News from Feb 13, 2018
The Teaching Award of Freie Universität Berlin has been awarded to two projects, one of which is the new master course "Molecular Diversity - Emergent Properties in Chemical Reaction Networks".
The award-winning project is headed by Prof. Beate Koksch and Prof. Christoph Schalley. The team supervising the course included two Ph.D. students, Dorian Mikolajczak and Hendrik Schröder, and two students, Anthony Krause and Elena Petersen.
The course highlights the emergent properties of chemical reaction systems, which were long ignored by chemists because of the "paradigm of the pure compound". It intends to highlight, how surprising new properties emerge, when a diverse mixture of molecules that interact with each other in a reactivity network is used rather than a pure compound.

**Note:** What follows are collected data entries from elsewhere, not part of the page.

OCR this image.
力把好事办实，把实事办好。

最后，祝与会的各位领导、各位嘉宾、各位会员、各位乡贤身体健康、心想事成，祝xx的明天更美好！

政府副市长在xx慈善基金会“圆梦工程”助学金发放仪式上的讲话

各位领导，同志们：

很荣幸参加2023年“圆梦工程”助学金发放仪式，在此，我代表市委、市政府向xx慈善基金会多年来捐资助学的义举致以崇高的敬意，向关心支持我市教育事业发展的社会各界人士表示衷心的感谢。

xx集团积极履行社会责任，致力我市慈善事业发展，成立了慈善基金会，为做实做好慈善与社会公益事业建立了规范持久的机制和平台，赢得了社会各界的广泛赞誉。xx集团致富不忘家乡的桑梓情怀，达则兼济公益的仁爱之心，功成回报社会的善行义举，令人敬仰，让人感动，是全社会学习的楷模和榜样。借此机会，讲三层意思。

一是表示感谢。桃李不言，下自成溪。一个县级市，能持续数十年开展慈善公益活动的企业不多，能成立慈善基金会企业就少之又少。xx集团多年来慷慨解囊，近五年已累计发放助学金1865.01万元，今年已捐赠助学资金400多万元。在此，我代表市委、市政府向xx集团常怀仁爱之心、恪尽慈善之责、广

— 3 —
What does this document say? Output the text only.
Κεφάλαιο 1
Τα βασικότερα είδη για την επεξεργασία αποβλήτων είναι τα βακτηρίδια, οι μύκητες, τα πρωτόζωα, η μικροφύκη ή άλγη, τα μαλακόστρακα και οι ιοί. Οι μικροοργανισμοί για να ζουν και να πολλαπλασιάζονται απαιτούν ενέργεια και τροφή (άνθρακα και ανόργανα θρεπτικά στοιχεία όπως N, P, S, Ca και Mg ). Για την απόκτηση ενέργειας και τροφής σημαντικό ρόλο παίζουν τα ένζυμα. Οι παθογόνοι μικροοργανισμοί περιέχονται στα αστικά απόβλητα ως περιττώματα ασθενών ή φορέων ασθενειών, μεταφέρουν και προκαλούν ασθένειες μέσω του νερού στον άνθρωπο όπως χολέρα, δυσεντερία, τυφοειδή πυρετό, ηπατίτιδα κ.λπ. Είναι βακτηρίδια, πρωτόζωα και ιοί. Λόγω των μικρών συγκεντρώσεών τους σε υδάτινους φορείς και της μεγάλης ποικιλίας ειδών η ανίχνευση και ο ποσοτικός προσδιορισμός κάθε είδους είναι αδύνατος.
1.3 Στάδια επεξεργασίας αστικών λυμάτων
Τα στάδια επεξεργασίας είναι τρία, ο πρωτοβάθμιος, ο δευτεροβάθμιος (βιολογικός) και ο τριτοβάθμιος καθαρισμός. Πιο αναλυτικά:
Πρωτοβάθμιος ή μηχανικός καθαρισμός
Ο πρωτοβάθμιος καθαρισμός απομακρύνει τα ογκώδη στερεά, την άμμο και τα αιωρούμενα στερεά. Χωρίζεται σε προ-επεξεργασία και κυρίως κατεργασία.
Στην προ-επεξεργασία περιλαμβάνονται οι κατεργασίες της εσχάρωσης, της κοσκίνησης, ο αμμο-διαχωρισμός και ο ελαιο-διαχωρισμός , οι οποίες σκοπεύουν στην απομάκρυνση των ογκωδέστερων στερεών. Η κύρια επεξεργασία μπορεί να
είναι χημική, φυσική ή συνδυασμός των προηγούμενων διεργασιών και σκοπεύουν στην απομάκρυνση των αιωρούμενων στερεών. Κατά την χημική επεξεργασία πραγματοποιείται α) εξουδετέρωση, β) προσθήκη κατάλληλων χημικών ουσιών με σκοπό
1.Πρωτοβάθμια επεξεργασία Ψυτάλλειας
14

This so-called systems chemistry is an interesting and very new way to do – and to think – chemistry. Beyond the fundamental insight that we can get, new materials as well as chemical systems can be developed. These systems are able to adapt and/or react upon the action of external stimuli, and sometimes even evolve. The lecture course aims at demonstrating the intriguing emergent properties of molecular systems and dynamic reaction networks with a number of quite recent examples from the forefront of chemical research. It breaks with the classical paradigm of the pure compound and takes a look at the fascinating and unexpected properties of complex mixtures of molecules in reactivity networks such as oscillating reactions, autonomously moving gels and many more.